Dans l’optique de Karl Popper, un énoncé scientifique doit pouvoir être réfuté si l’on veut en (é)prouver la validité. S’il ne présente pas les conditions nécessaires pour ce faire, il est a priori impossible d’évaluer la pertinence de ses hypothèses et, de ce fait, il ne peut avoir de valeur scientifique. On a alors affaire à une pseudo-science, comme la psychanalyse freudienne qui reposant sur l’inconscient est irréfutable car impossible à tester d’un point de vue scientifique.

En conclusion, on peut démontrer rigoureusement qu’une théorie est fausse (certitude scientifique négative) mais on ne peut démontrer qu’une théorie est vraie pour les siècles des siècles (absence de certitude scientifique négative).

Cette approche ouvre de belles perspectives à la liberté politique. Elle s’oppose radicalement à toutes les tentatives totalitaires et quelque soit leur couleur. La raison et l’humanisme se donnent la main, en quelque sorte. Les invitations de Karl Popper sont des invitations raisonnables. Son attitude vis-à-vis de l’énoncé scientifique, outre en science, invite en philosophie et en politique – en philosophie politique – à une attitude raisonnable – voir sa critique de Platon, entre autres.
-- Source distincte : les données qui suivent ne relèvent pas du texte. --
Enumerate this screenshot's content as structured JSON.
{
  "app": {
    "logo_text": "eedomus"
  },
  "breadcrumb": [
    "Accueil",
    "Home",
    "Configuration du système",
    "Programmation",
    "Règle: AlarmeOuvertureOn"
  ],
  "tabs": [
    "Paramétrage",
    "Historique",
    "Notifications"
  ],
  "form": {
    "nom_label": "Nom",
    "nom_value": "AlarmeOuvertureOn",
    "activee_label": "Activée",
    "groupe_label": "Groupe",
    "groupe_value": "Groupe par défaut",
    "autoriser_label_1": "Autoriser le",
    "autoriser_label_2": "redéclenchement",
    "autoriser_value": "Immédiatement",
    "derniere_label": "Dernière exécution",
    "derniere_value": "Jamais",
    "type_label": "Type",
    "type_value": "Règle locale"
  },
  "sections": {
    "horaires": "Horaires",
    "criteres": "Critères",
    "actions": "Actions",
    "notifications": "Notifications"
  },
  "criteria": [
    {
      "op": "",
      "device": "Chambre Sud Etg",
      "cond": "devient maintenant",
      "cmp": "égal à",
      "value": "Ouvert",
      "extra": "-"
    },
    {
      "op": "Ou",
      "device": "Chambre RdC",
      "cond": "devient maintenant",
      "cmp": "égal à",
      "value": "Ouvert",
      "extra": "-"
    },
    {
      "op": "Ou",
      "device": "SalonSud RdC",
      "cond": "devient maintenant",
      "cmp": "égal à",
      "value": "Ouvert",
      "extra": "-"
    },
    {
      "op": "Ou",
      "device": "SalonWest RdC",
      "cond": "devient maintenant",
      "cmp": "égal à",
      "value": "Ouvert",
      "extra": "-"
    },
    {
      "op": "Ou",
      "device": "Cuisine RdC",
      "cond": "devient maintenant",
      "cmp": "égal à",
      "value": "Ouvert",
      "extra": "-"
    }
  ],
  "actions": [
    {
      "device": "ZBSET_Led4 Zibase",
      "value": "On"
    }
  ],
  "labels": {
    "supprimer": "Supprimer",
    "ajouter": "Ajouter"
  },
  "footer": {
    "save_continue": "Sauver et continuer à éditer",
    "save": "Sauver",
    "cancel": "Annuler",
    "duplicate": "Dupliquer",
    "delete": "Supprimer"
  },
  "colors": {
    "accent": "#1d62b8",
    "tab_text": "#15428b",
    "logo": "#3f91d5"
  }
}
Son invitation à nous remettre en question et à remettre en question ce qui est considéré comme une vérité ne se réduit pas à du scepticisme. Ainsi les thèses qui résistent à la réfutation seront tenues pour vraies aussi longtemps qu’elles n’auront pas été réfutées. Et les sceptiques invétérés devront travailler rationnellement à les infirmer.

Karl Popper applique sa méthode négative non seulement à la recherche scientifique mais aussi, et dans le cas présent c’est ce qui m’intéresse avant tout, à la philosophie politique (voir le faillibilisme). Nous sommes tous faillibles, il est donc vain d’espérer l’avènement d’un philosophe-roi pour gouverner la cité, ainsi que l’imagine Platon. Il ne faut pas chercher à instaurer le Bien, mais s’employer à réduire les maux autant que possible, patiemment. Aussi propose-t-il de remplacer le principe utilitariste de la « maximisation du bonheur » par le principe faillibiliste de la « minimisation de la souffrance ». Cette invitation repose sur une observation raisonnable, à savoir que si les hommes ont du mal à s’accorder sur ce qu’est le Bien et la Justice, ils s’accordent mieux pour désigner ce qui est mal et injuste. Il faut donc tourner le dos à Platon et sa « République ». Selon Karl Popper le mérite de la démocratie ce n’est pas de promouvoir la majorité (nécessairement bonne parce que majoritaire ?) contre la minorité (nécessairement mauvaise parce que minoritaire ?) mais de pouvoir expulser les mauvais gouvernants sans violence.